Open Door’s Performance Enhancing Projects Helps Reduce Vision-Threatening Complications of Diabetes

Open Door’s Performance Enhancing Projects Helps Reduce Vision-Threatening Complications of Diabetes

As a nurse, Bill Fay was all too familiar with the primary consequences of uncontrolled diabetes: blindness, missing limbs and toes, kidney failure, heart disease.  

 This is why Fay, who is now Director of Practice Administration and Infection Control at Open Door Care Network, has been so enthusiastic about the federally-qualified health center’s performance enhancing project this past year that was created to ensure that patients with diabetes are seen more frequently for eye appointments and retinal scans, are regularly monitored for their A1C levels, and evaluated for their kidney health.  

One of the project’s priorities is reducing diabetic retinopathy (DR), the leading cause of blindness among working aged adults in the U.S., and a primary consequence of uncontrolled diabetes. Nearly 10 million Americans suffer from DR, nearly two million of whom are threatened with the loss of vision.  The eye disease, which is often asymptomatic, is caused by high blood sugar that damages retinal blood vessels. It affects a significant percentage of people with both Type 1 and 2 diabetes.  

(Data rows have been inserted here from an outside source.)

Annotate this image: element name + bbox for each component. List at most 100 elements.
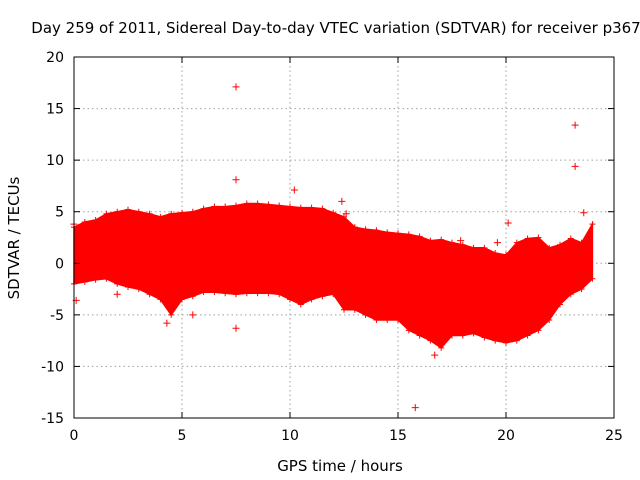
data-point (557, 241, 563, 248)
data-point (135, 286, 142, 293)
data-point (189, 208, 196, 215)
plot-frame (73, 56, 615, 419)
outlier-point (342, 210, 350, 218)
data-point (416, 233, 423, 240)
x-tick-label: 10 (281, 428, 299, 444)
data-point (308, 204, 315, 211)
data-point (362, 226, 369, 233)
x-tick-label: 20 (497, 428, 515, 444)
data-point (287, 203, 293, 210)
outlier-point (290, 186, 298, 194)
y-tick-label: -5 (50, 308, 64, 324)
data-point (567, 291, 574, 298)
data-point (438, 236, 445, 243)
data-point (341, 306, 347, 313)
data-point (578, 286, 585, 293)
data-band (73, 202, 594, 349)
data-point (254, 200, 261, 207)
x-axis-label: GPS time / hours (277, 457, 403, 475)
data-point (146, 291, 153, 298)
data-point (384, 229, 391, 236)
data-point (114, 208, 121, 215)
data-point (395, 317, 401, 324)
data-point (459, 241, 466, 248)
data-point (243, 290, 250, 297)
data-point (135, 208, 142, 215)
y-axis-label: SDTVAR / TECUs (5, 176, 23, 299)
chart-title: Day 259 of 2011, Sidereal Day-to-day VTE… (31, 19, 640, 37)
outlier-point (504, 219, 512, 227)
data-point (449, 332, 455, 339)
outlier-point (431, 351, 439, 359)
x-axis-ticks: 0 5 10 15 20 25 (70, 57, 623, 444)
outlier-point (411, 404, 419, 412)
data-point (449, 239, 455, 246)
data-point (254, 290, 261, 297)
data-point (319, 205, 326, 212)
data-point (287, 296, 293, 303)
data-point (492, 249, 499, 256)
data-point (513, 239, 520, 246)
data-point (146, 210, 153, 217)
data-point (459, 332, 466, 339)
data-point (243, 200, 250, 207)
data-point (233, 291, 239, 298)
data-point (265, 201, 272, 208)
outlier-point (571, 121, 579, 129)
data-point (546, 317, 553, 324)
x-tick-label: 0 (70, 428, 79, 444)
data-point (222, 203, 229, 210)
outlier-point (232, 324, 240, 332)
data-point (179, 209, 185, 216)
data-point (373, 227, 380, 234)
data-point (362, 311, 369, 318)
outlier-point (493, 239, 501, 247)
outlier-point (457, 237, 465, 245)
data-point (125, 206, 131, 213)
x-tick-label: 15 (389, 428, 407, 444)
data-point (492, 337, 499, 344)
data-point (233, 202, 239, 209)
data-point (211, 203, 218, 210)
outlier-point (338, 197, 346, 205)
outlier-point (189, 311, 197, 319)
data-point (513, 337, 520, 344)
data-point (589, 221, 596, 228)
outlier-point (163, 319, 171, 327)
x-tick-label: 25 (605, 428, 623, 444)
data-point (168, 210, 175, 217)
data-point (189, 293, 196, 300)
data-point (179, 296, 185, 303)
data-point (297, 204, 304, 211)
outlier-point (571, 162, 579, 170)
plot-area (70, 83, 596, 412)
data-point (92, 216, 99, 223)
data-point (297, 301, 304, 308)
y-tick-label: 15 (46, 102, 64, 118)
data-point (92, 276, 99, 283)
data-point (276, 291, 283, 298)
data-point (103, 275, 110, 282)
data-point (546, 244, 553, 251)
outlier-point (232, 176, 240, 184)
data-point (81, 278, 88, 285)
data-point (384, 317, 391, 324)
data-point (103, 210, 110, 217)
data-point (535, 234, 542, 241)
data-point (503, 252, 509, 259)
y-tick-label: 20 (46, 50, 64, 66)
y-tick-label: 0 (55, 256, 64, 272)
data-point (114, 280, 121, 287)
data-point (157, 296, 164, 303)
data-point (265, 290, 272, 297)
y-axis-ticks: -15 -10 -5 0 5 10 15 20 (41, 50, 614, 427)
data-point (416, 332, 423, 339)
data-point (222, 290, 229, 297)
data-point (438, 344, 445, 351)
data-point (157, 213, 164, 220)
data-point (481, 244, 488, 251)
data-point (535, 327, 542, 334)
outlier-point (113, 290, 121, 298)
data-point (200, 289, 207, 296)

 “If they can catch the disease early enough,” said Fay, “they can control it.”  The results of bringing patients in for eye exams and monitoring their A1C levels (with diet and exercise programs and providing medication), he said, has been extremely positive, with compliance rates exceeding New York State guidelines.  

A room in Open Door’s Ossining facility is dedicated to its OCT machine ((Optical Coherence Tomography), a non-invasive diagnostic tool, that uses light waves to capture high-resolution cross-sectional and 3D images of biological tissues.  This allows it to identify the swelling of tiny blood vessels in the retina caused by diabetes and for patients to get earlier treatment (which focuses on slowing or stopping progression, managing symptoms, and preserving vision through blood sugar/blood pressure control, laser therapy or surgery).  

Blacks and Hispanics are hit hardest by vision-threatening DR (more than twice as much as whites).  This is due, experts say, to poor glycemic control among those with diabetes, the earlier age at diabetes diagnosis and longer disease duration, and disparities in the quality of care. 

“Diabetes is a high impact, chronic disease, especially with our folks,” said Fay.  “It runs rampant in our population, which is why we take these services seriously and work so hard to get these people in through the door.  Our project has been successful in meeting our goals.  The human impact of diabetes hasn’t changed since I was a nurse, but it’s great when you see people under control.”